**PID** stands for **P**roportional, **I**ntegral, **D**erivative. A PID loop is a process controller that takes a signal from a sensor, applies a mathematical formula, and outputs a control signal to the control device.

Let’s consider PID level control on a simple water tank with water being drawn out of it. The sensor is the water level transmitter, and the control device is a control valve on the tank fill line.

P – Proportional (aka Gain): The control signal is proportional to the error between the sensor’s current state and the setpoint. Essentially, the ‘P’ value only looks at how far we are from set point *right now*. In or example, the proportional controller opens the control valve as the water level starts to drop. The further the water tank level lowers, the more the ‘P’ value will open the control valve. A ‘P’ controller alone will never operate at setpoint because the water level must fall in order for the valve to open.

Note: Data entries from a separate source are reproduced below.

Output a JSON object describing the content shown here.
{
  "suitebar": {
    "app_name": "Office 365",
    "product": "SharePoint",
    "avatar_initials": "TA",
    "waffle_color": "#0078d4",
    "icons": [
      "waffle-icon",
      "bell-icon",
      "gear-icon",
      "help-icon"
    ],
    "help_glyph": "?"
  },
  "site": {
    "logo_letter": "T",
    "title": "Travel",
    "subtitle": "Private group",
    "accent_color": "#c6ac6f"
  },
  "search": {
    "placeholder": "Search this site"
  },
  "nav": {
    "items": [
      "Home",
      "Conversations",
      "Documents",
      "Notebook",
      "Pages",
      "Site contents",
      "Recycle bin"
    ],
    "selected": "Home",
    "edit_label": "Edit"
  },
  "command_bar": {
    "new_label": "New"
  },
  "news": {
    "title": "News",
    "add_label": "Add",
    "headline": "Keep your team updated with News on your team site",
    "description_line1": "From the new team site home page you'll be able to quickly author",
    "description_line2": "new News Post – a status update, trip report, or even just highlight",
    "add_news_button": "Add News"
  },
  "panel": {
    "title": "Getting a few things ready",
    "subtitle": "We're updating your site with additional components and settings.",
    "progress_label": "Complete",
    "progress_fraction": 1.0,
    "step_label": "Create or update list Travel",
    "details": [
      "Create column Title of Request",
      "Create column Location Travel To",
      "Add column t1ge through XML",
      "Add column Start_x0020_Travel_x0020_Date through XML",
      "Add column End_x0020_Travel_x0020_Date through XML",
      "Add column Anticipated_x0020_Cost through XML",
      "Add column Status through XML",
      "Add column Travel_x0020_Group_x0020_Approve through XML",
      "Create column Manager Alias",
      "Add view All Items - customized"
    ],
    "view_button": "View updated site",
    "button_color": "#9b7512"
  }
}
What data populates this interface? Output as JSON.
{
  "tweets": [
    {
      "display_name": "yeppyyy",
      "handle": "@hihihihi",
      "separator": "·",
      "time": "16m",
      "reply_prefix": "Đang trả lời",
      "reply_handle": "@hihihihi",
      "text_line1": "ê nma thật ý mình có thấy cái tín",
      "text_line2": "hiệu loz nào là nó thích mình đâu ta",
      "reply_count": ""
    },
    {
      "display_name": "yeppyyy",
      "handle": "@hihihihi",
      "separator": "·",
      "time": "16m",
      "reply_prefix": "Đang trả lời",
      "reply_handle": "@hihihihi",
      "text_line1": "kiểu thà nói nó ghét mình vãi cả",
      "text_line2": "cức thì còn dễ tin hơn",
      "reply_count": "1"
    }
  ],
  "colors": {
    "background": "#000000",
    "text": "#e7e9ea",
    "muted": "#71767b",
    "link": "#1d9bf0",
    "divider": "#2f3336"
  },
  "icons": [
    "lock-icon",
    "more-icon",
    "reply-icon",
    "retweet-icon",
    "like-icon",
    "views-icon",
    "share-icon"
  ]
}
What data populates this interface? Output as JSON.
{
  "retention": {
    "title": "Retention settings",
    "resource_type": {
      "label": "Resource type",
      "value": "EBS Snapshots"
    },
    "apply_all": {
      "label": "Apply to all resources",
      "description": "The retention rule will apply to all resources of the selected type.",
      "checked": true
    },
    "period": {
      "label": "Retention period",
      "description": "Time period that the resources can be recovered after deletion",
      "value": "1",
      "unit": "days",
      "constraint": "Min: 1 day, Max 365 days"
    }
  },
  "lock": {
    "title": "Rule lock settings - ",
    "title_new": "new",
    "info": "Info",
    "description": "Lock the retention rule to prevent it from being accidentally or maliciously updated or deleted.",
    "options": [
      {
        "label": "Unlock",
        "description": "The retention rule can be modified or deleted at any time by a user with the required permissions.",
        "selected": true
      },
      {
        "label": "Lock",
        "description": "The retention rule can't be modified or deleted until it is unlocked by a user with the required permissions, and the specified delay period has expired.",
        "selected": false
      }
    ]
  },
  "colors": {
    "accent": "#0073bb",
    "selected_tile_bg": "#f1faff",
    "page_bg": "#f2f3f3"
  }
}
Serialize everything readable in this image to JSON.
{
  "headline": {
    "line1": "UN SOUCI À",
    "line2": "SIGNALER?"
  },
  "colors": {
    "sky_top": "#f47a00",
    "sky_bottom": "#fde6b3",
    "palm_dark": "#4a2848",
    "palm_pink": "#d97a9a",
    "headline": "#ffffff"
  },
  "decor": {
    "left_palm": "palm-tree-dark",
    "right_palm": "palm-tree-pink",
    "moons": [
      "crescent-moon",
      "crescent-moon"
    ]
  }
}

I – Integral (summation): The sum of measured error over a time period. The ‘I’ value is multiplied by the sum of error over time. The ‘I’ value will bring the sensor value to setpoint and hold it at a steady state. Essentially, the ‘I’ value only looks at how far we have been from setpoint in *history*. In our example, with a ‘P’ only controller, there is always a gap between water level and desired setpoint. The ‘I’ value will continue to open the valve more and more until the tank fills to setpoint, and then it will hold the valve at that setting. If the tank overfills, the ‘I’ controller will begin to close the fill valve.

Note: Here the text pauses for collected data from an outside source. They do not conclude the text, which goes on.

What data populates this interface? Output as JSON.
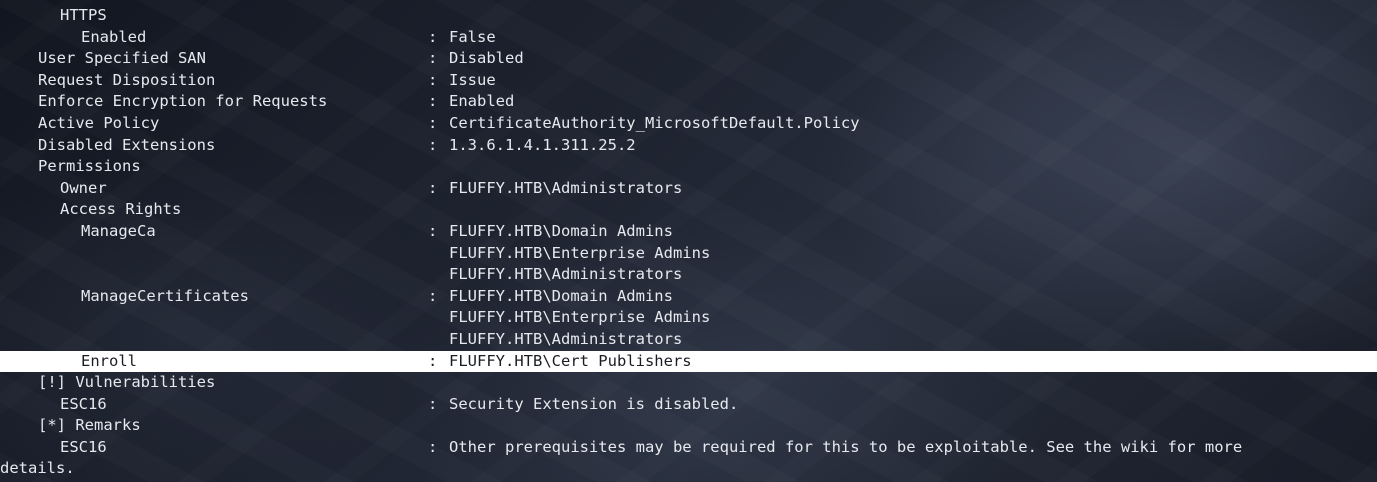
{
  "terminal": {
    "lines": [
      {
        "key": "HTTPS",
        "sep": "",
        "value": ""
      },
      {
        "key": "Enabled",
        "sep": ":",
        "value": "False"
      },
      {
        "key": "User Specified SAN",
        "sep": ":",
        "value": "Disabled"
      },
      {
        "key": "Request Disposition",
        "sep": ":",
        "value": "Issue"
      },
      {
        "key": "Enforce Encryption for Requests",
        "sep": ":",
        "value": "Enabled"
      },
      {
        "key": "Active Policy",
        "sep": ":",
        "value": "CertificateAuthority_MicrosoftDefault.Policy"
      },
      {
        "key": "Disabled Extensions",
        "sep": ":",
        "value": "1.3.6.1.4.1.311.25.2"
      },
      {
        "key": "Permissions",
        "sep": "",
        "value": ""
      },
      {
        "key": "Owner",
        "sep": ":",
        "value": "FLUFFY.HTB\\Administrators"
      },
      {
        "key": "Access Rights",
        "sep": "",
        "value": ""
      },
      {
        "key": "ManageCa",
        "sep": ":",
        "value": "FLUFFY.HTB\\Domain Admins"
      },
      {
        "key": "",
        "sep": "",
        "value": "FLUFFY.HTB\\Enterprise Admins"
      },
      {
        "key": "",
        "sep": "",
        "value": "FLUFFY.HTB\\Administrators"
      },
      {
        "key": "ManageCertificates",
        "sep": ":",
        "value": "FLUFFY.HTB\\Domain Admins"
      },
      {
        "key": "",
        "sep": "",
        "value": "FLUFFY.HTB\\Enterprise Admins"
      },
      {
        "key": "",
        "sep": "",
        "value": "FLUFFY.HTB\\Administrators"
      },
      {
        "key": "Enroll",
        "sep": ":",
        "value": "FLUFFY.HTB\\Cert Publishers"
      },
      {
        "key": "[!] Vulnerabilities",
        "sep": "",
        "value": ""
      },
      {
        "key": "ESC16",
        "sep": ":",
        "value": "Security Extension is disabled."
      },
      {
        "key": "[*] Remarks",
        "sep": "",
        "value": ""
      },
      {
        "key": "ESC16",
        "sep": ":",
        "value": "Other prerequisites may be required for this to be exploitable. See the wiki for more"
      },
      {
        "key": "details.",
        "sep": "",
        "value": ""
      }
    ]
  }
}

D – Derivative (Rate of change): The ‘D’ value is multiplied by rate of change of the sensor signal, helping to return the loop to the setpoint faster. A ‘PI’ controller would have to measure error over time and recover. By adding the ‘D’, the controller will see a change in sensor feedback and adjust. Essentially, the ‘D’ value is predicting where the error will go in the *future*. If the error is rapidly increasing, the ‘D’ value will try to catch the error by applying a big correction. In our example, if the water level is quickly dropping, the rate of change is high, so the ‘D’ factor will open the fill valve to reduce the rate-of-change faster than with only a PI controller.